Panel Paper: Examining High and Low Value-Added Mathematics Instruction: Can Expert Observers Tell the Difference?

Thursday, November 7, 2013 : 10:25 AM
3015 Madison (Washington Marriott)

*Names in bold indicate Presenter

Heather Hill1, Claire C Gogolen1, Erica Litke1, Andrea Humez1, David Blazar2, Douglas Corey3, Johanna Barmore1, Mark Chin1 and Mary Beisiegel4, (1)Harvard University, (2)Harvard Graduate School of Education, (3)Brigham Young University, (4)Oregon State University
The question of how to measure effective teachers and teaching has long been of interest to policymakers and to school leaders (Fenstermacher & Richardson, 2005; Peterson, 2000; Stodolsky, 1988;). While recent policy initiatives have focused on the use of value-added measures (VAM) to measure practitioners for accountability purposes, there is a much longer tradition of using observations of practice to make such determinations (Brophy & Good, 1986; Cooley & Leinhardt, 1983; Hill, Ball, Sleep & Lewis, 2007). However, empirical evidence suggests these two indicators often identify different sets of teachers as effective. For example, the Measures of Effective Teaching project (2012) finds low correlations between teacher’s VAM scores and their quality of instruction as measured by observational metrics. Studies with the explicit intent of identifying differences in instruction between high- and low-scoring VAM teachers (Grossman et al., in press; Stronge, Ward, and Grant, 2011) have also failed to uncover stark differences between classrooms.

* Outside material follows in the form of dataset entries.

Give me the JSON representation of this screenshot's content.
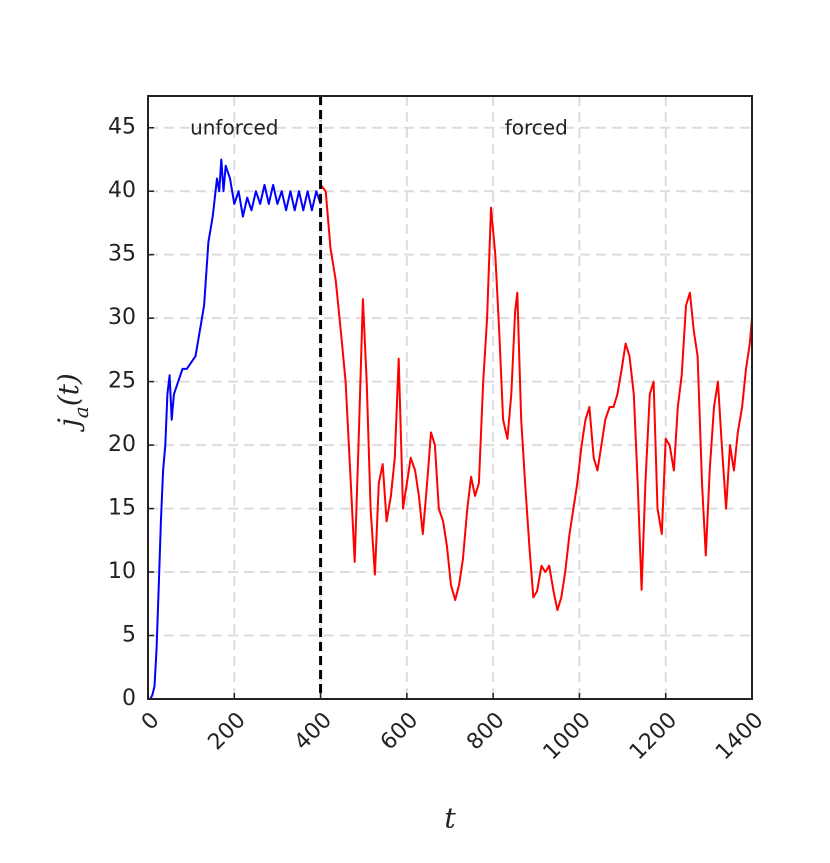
{
  "chart_data": {
    "type": "line",
    "ylabel": {
      "base": "j",
      "sub": "a",
      "tail": "(t)"
    },
    "xlabel": "t",
    "annotations": [
      "unforced",
      "forced"
    ],
    "divider": 400,
    "xlim": [
      0,
      1400
    ],
    "ylim": [
      0,
      47.5
    ],
    "xticks": [
      0,
      200,
      400,
      600,
      800,
      1000,
      1200,
      1400
    ],
    "yticks": [
      0,
      5,
      10,
      15,
      20,
      25,
      30,
      35,
      40,
      45
    ],
    "grid": true,
    "series": [
      {
        "color": "#0000ff",
        "x": [
          0,
          5,
          10,
          15,
          20,
          25,
          30,
          35,
          40,
          45,
          50,
          55,
          60,
          70,
          80,
          90,
          100,
          110,
          120,
          130,
          140,
          150,
          160,
          165,
          170,
          175,
          180,
          190,
          200,
          210,
          220,
          230,
          240,
          250,
          260,
          270,
          280,
          290,
          300,
          310,
          320,
          330,
          340,
          350,
          360,
          370,
          380,
          390,
          400
        ],
        "values": [
          0,
          0,
          0.3,
          1,
          4,
          9,
          14,
          18,
          20,
          24,
          25.5,
          22,
          24,
          25,
          26,
          26,
          26.5,
          27,
          29,
          31,
          36,
          38,
          41,
          40,
          42.5,
          40,
          42,
          41,
          39,
          40,
          38,
          39.5,
          38.5,
          40,
          39,
          40.5,
          39,
          40.5,
          39,
          40,
          38.5,
          40,
          38.5,
          40,
          38.5,
          40,
          38.5,
          40,
          39
        ]
      },
      {
        "color": "#ff0000",
        "x": [
          400,
          412,
          423,
          435,
          447,
          458,
          470,
          479,
          488,
          498,
          507,
          516,
          526,
          535,
          544,
          553,
          563,
          572,
          581,
          591,
          600,
          609,
          619,
          628,
          637,
          647,
          656,
          665,
          674,
          684,
          693,
          702,
          712,
          721,
          730,
          740,
          749,
          758,
          767,
          777,
          786,
          795,
          805,
          814,
          823,
          833,
          842,
          851,
          856,
          865,
          874,
          884,
          893,
          902,
          912,
          921,
          930,
          940,
          949,
          958,
          967,
          977,
          986,
          995,
          1005,
          1014,
          1023,
          1033,
          1042,
          1051,
          1060,
          1070,
          1079,
          1088,
          1098,
          1107,
          1116,
          1126,
          1135,
          1144,
          1153,
          1163,
          1172,
          1181,
          1191,
          1200,
          1209,
          1219,
          1228,
          1237,
          1247,
          1256,
          1265,
          1274,
          1284,
          1293,
          1302,
          1312,
          1321,
          1330,
          1340,
          1349,
          1358,
          1367,
          1377,
          1386,
          1395,
          1400
        ],
        "values": [
          40.5,
          40,
          35.5,
          33,
          29,
          25,
          17,
          10.8,
          20,
          31.5,
          25,
          15,
          9.8,
          17,
          18.5,
          14,
          16,
          19,
          26.8,
          15,
          17,
          19,
          18,
          16,
          13,
          17,
          21,
          20,
          15,
          14,
          12,
          9,
          7.8,
          9,
          11,
          15,
          17.5,
          16,
          17,
          25,
          30,
          38.7,
          35,
          29,
          22,
          20.5,
          24,
          30.5,
          32,
          22,
          17,
          12,
          8,
          8.5,
          10.5,
          10,
          10.5,
          8.5,
          7,
          8,
          10,
          13,
          15,
          17,
          20,
          22,
          23,
          19,
          18,
          20,
          22,
          23,
          23,
          24,
          26,
          28,
          27,
          24,
          17,
          8.6,
          17,
          24,
          25,
          15,
          13,
          20.5,
          20,
          18,
          23,
          25.5,
          31,
          32,
          29,
          27,
          17,
          11.3,
          18,
          23,
          25,
          20,
          15,
          20,
          18,
          21,
          23,
          26,
          28,
          30
        ]
      }
    ]
  }
}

In this study, we use value-added scores and video data in order to mount an exploratory study of high- and low-VAM teachers’ instruction. Specifically, we seek to answer two research questions: First, can expert observers of mathematics instruction distinguish between high- and low-VAM teachers solely by observing their instruction? Second, what instructional practices, if any, consistently characterize high but not low-VAM teacher classrooms?

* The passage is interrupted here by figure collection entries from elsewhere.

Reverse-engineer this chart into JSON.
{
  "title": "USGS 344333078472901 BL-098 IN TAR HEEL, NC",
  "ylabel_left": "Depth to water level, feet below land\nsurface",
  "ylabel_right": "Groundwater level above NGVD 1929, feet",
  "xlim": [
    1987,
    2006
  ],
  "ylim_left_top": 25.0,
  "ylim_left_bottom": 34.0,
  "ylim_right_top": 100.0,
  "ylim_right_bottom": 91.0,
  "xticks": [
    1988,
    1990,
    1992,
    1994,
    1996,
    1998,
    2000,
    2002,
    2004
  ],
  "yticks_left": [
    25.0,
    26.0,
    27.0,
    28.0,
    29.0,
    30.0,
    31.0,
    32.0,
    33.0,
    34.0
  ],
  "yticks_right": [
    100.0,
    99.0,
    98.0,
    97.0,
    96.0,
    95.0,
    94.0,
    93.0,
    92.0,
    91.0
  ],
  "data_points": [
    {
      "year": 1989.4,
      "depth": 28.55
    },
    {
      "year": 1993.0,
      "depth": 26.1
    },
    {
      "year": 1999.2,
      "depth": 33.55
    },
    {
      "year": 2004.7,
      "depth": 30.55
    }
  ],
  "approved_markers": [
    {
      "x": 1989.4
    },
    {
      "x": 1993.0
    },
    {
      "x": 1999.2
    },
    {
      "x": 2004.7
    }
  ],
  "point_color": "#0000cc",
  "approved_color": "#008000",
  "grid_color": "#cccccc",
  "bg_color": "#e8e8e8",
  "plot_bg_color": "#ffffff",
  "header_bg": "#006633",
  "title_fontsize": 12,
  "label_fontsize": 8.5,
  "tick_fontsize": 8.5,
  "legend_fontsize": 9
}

To answer these questions, we use data generated by 250 fourth- and fifth-grade math teachers and their students in four large public school districts. After ranking teachers within districts using a value-added model that includes both student covariates and data from three separate cohorts (years) of students, an independent analyst identified the three top and three bottom-scoring teachers from each district for further analysis. Observers blind to teacher VAM scores then viewed videotaped lessons (3-7) from each teacher, and qualitatively described and analyzed instruction, noting both mathematical and pedagogical strengths and weaknesses in a series of memos and group discussions. Though these observers were trained raters for the Mathematical Quality of Instruction instrument, they were not formally scoring lessons for the current analysis. Instead, they looked at videos to identify anypractices that may have contributed to high or low value-added rank. They also, for each teacher, predicted the level (high or low) of the teacher’s value-added score.

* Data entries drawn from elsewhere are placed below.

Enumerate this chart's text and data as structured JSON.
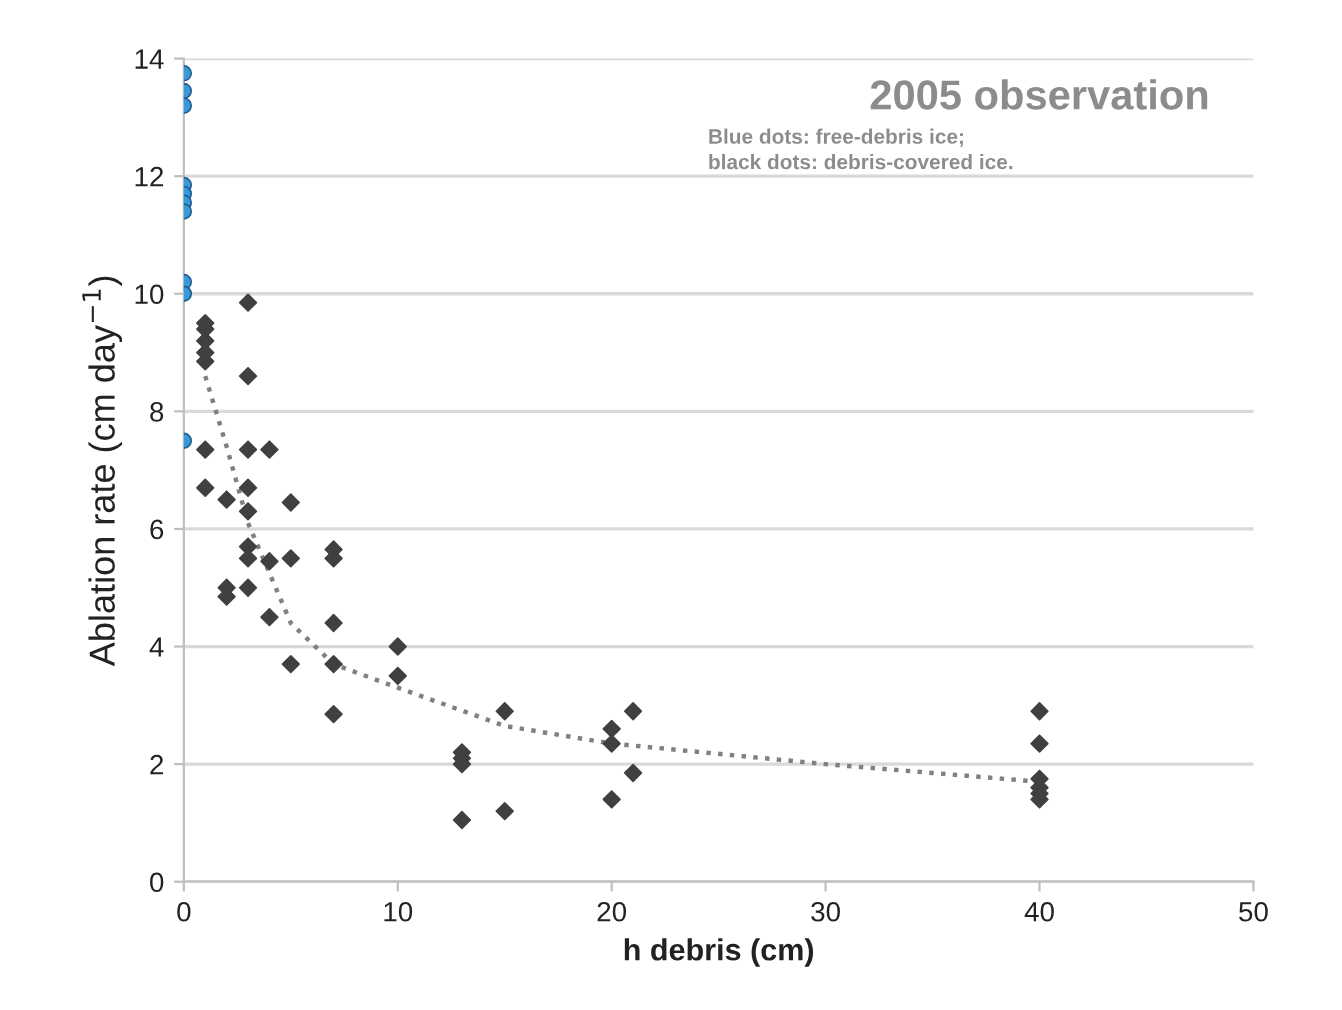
{
  "chart_data": {
    "type": "scatter",
    "title": "2005 observation",
    "subtitle": "Blue dots: free-debris ice;\nblack dots: debris-covered ice.",
    "xlabel": "h debris (cm)",
    "ylabel": "Ablation rate (cm day$^{−1}$)",
    "xlim": [
      0,
      50
    ],
    "xticks": [
      0,
      10,
      20,
      30,
      40,
      50
    ],
    "ylim": [
      0,
      14
    ],
    "yticks": [
      0,
      2,
      4,
      6,
      8,
      10,
      12,
      14
    ],
    "grid": "y",
    "legend": false,
    "series": [
      {
        "marker": "circle",
        "color": "#3a9ad9",
        "x": [
          0,
          0,
          0,
          0,
          0,
          0,
          0,
          0,
          0,
          0
        ],
        "values": [
          13.75,
          13.45,
          13.2,
          11.85,
          11.7,
          11.55,
          11.4,
          10.2,
          10.0,
          7.5
        ]
      },
      {
        "marker": "diamond",
        "color": "#404040",
        "x": [
          1,
          1,
          1,
          1,
          1,
          1,
          1,
          2,
          2,
          2,
          3,
          3,
          3,
          3,
          3,
          3,
          3,
          3,
          4,
          4,
          4,
          5,
          5,
          5,
          7,
          7,
          7,
          7,
          7,
          10,
          10,
          13,
          13,
          13,
          13,
          15,
          15,
          20,
          20,
          20,
          21,
          21,
          40,
          40,
          40,
          40,
          40,
          40
        ],
        "values": [
          9.5,
          9.4,
          9.2,
          9.0,
          8.85,
          7.35,
          6.7,
          6.5,
          5.0,
          4.85,
          9.85,
          8.6,
          7.35,
          6.7,
          6.3,
          5.7,
          5.5,
          5.0,
          7.35,
          5.45,
          4.5,
          6.45,
          5.5,
          3.7,
          5.65,
          5.5,
          4.4,
          3.7,
          2.85,
          4.0,
          3.5,
          2.2,
          2.1,
          2.0,
          1.05,
          2.9,
          1.2,
          2.6,
          2.35,
          1.4,
          2.9,
          1.85,
          2.9,
          2.35,
          1.75,
          1.6,
          1.5,
          1.4
        ]
      },
      {
        "type": "line",
        "line_style": "dotted",
        "marker": "none",
        "color": "#808080",
        "x": [
          1,
          2,
          3,
          5,
          7,
          10,
          15,
          20,
          30,
          40
        ],
        "values": [
          8.6,
          7.4,
          6.1,
          4.4,
          3.7,
          3.3,
          2.65,
          2.35,
          2.0,
          1.7
        ]
      }
    ]
  }
}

Preliminary analyses indicate that a teacher’s value-added rank was often not obvious to this team of expert observers. Although several teachers with extreme VAM scores had noticeably strong or weak lessons, most of the instruction was of more moderate quality. In roughly 35% of cases, the observation group incorrectly guessed the teachers’ VAM performance. A second stage of the analysis will search written memos for possible practices or classroom attributes present in high but not low value-added teachers’ classrooms. A third stage of the analysis will explore, through written case studies, teachers for whom VAM rank and classroom observations diverged.